Os títulos argentinos em dólar caíram em toda a curva. O yield do papel de dez anos, o mais líquido, foi a 12,6%. Em janeiro, na mínima do ano, estava abaixo de 10%.

No mercado local, o dólar sobe 6% e encostou no teto da banda estipulada pelo governo.

A coalização peronista Fuerza Patria, do governador peronista Alex Kicillof, obteve 47% dos votos contra 34% da frente La Libertad Avanza, de Milei.

boopo javier milei

Votam nesse pleito os 135 municípios da província de Buenos Aires, distribuídos em oito seções. Mas os eleitores da cidade de Buenos Aires não participam. A capital federal é um distrito autônomo, e seus residentes escolhem o prefeito e os legisladores locais em uma eleição própria.

Milei descreveu os resultados como “uma clara derrota” em um pleito que testou o humor de uma grande parcela do eleitorado às vésperas da eleição de meio de mandato, em 26 de outubro.

O presidente argentino afirmou que dará continuidade ao seu programa de controle fiscal e à política cambial, mas prometeu realizar uma “autocrítica” e rever a estratégia antes do pleito nacional.

Milei tem conseguido impor uma agenda de ajustes mesmo sem maioria no Congresso. Mas uma derrota nas eleições de meio de mandato poderá significar uma barreira para a continuidade das reformas mais profundas – e coloca um ponto de interrogação na viabilidade do programa de estabilização monetária.

Contrariando as expectativas, a participação eleitoral acima do esperado não beneficiou o governo, disse o BTG. “Apesar das fortes divergências internas, o voto peronista foi unificado em uma chapa, enquanto o voto antiperonista foi mais fragmentado,” disse o banco.

Os 47% obtidos pelos peronistas ficaram em linha com o apoio dado a Kicillof há dois anos, quando ele foi eleito governador.

Segundo o BTG, houve quatro razões para o insucesso eleitoral de Milei.

Em primeiro lugar, a estratégia política não foi adequada, tendo sido “arrogante” e desrespeitando lideranças locais.

Em segundo, Milei não foi sensível a certas demandas sociais, como sua decisão de não financiar um hospital pediátrico.

Outro ponto foram as denúncias de corrupção envolvendo pessoas próximas a Milei que vieram à tona no mês passado.

Áudios atribuídos a Diego Spagnuolo, ex-diretor da agência nacional para pessoas com deficiência e advogado pessoal de Milei, revelaram uma suposta negociação de propinas na compra de medicamentos.

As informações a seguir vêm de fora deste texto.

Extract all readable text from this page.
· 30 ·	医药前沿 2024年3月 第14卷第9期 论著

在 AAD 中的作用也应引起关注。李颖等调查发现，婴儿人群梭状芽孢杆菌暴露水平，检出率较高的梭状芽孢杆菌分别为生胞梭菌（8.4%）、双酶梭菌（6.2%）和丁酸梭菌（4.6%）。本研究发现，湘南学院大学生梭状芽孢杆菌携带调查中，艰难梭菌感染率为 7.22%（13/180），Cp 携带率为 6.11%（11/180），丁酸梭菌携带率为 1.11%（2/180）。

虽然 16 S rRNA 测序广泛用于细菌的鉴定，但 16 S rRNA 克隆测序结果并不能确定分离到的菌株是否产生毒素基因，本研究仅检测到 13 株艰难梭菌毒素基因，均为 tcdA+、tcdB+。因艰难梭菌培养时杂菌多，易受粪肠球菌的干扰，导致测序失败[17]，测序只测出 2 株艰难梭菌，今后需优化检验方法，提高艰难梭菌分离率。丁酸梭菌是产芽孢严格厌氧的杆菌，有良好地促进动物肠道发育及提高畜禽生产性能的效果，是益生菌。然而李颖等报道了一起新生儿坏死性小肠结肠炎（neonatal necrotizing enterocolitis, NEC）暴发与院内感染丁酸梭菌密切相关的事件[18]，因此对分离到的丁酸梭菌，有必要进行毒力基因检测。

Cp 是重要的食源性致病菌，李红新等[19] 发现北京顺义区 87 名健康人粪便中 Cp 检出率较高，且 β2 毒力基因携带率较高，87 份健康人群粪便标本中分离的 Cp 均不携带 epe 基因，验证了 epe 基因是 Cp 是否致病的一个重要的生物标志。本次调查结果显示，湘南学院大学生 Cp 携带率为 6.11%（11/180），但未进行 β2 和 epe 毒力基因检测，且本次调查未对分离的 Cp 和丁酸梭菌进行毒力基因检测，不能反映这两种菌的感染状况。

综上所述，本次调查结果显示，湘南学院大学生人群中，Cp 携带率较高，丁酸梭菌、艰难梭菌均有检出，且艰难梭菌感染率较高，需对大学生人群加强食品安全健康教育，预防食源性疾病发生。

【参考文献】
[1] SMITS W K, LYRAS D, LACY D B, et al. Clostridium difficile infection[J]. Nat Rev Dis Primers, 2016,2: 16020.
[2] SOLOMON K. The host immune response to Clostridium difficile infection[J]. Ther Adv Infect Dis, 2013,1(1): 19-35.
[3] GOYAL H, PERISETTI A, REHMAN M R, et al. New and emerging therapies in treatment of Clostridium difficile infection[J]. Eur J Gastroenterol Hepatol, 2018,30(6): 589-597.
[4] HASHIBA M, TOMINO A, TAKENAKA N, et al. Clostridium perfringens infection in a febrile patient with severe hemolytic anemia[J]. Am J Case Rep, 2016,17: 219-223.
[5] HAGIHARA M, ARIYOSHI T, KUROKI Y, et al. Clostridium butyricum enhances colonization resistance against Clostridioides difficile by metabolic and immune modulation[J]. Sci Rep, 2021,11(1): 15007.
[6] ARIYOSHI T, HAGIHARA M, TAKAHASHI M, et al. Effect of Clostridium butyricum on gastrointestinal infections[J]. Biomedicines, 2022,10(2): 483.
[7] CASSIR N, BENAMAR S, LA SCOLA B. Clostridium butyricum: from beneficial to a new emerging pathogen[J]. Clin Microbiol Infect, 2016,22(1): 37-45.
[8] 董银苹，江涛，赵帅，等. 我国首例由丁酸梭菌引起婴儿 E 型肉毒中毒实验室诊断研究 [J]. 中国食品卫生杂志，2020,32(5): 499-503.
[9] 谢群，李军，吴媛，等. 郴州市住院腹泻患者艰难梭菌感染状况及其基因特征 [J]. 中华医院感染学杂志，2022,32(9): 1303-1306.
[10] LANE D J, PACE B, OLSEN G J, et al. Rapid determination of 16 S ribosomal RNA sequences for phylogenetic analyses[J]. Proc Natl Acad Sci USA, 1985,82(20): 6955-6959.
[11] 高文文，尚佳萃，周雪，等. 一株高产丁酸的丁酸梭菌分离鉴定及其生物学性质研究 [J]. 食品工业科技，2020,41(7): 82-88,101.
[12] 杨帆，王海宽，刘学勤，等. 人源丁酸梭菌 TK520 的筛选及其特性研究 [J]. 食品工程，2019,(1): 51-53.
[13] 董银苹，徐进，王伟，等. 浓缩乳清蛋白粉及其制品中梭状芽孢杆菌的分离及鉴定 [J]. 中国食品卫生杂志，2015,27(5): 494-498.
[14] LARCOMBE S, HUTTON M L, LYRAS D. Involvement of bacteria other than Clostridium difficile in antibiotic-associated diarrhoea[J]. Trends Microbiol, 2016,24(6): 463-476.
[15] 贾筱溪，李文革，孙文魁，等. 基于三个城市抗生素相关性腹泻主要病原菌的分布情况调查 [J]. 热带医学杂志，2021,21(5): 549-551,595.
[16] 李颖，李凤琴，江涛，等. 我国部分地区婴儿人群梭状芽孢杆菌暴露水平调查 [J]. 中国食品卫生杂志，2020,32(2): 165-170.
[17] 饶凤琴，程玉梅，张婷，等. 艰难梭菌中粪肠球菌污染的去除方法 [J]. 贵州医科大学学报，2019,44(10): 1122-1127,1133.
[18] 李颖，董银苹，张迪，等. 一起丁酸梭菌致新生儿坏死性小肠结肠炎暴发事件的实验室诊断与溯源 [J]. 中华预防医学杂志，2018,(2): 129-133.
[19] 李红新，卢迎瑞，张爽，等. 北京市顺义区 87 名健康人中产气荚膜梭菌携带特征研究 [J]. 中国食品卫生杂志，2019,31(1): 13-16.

Karina Milei, a irmã do presidente e seu braço direito, teria recebido uma comissão de 3% no sobrepreço pago pelos remédios.

Por fim, disse o BTG, a economia dá sinais de perda de vigor.

“Nos últimos dois meses, a queda na atividade foi acentuada, como resultado de uma estratégia monetária equivocada que elevou as taxas de juros às alturas,” afirmaram os analistas do banco.

“O governo implementou tantas mudanças na estrutura monetária que deu a impressão de improvisar em uma questão séria,” disse o BTG. “A equipe econômica constantemente culpou o risco político por tudo, mas pelo menos parte do problema pode ser atribuída a um plano mal concebido.”

As denúncias somadas aos efeitos do arrocho fiscal – que atinge o interesse de algumas categorias mais organizadas, como aposentados e funcionários públicos – também minaram a popularidade de Milei.

A instabilidade política e a falta de dólares em caixa – as reservas internacionais líquidas continuam negativas – atingiram o peso, e o governo vem fazendo intervenções no mercado para conter a desvalorização, o que pode comprometer o controle da inflação.

“A eleição na província de Buenos Aires ocorreu em meio a um aperto significativo das condições financeiras internas, uma desvalorização do peso, expectativas de um ligeiro aumento na inflação, uma desaceleração do crescimento econômico, tensões crescentes entre o governo do Presidente Milei e o Congresso, e alegações de corrupção contra membros do governo,” resumiu o analista Sergio Armella, da Goldman Sachs.

O Morgan Stanley retirou sua recomendação de compra para os ativos argentinos, dizendo que a derrota elevou a probabilidade do “cenário negativo em que o mercado passe a questionar a continuidade das reformas, aumentando a incerteza quanto às futuras fontes de financiamento externo.”

Luis Caputo, o ministro da Economia, disse na noite do domingo que nada muda. “Nem no fiscal, nem no monetário, nem no cambial.”

Mas a gestão Milei enfrentará agora o seu mais duro teste desde a vitória no final de 2023.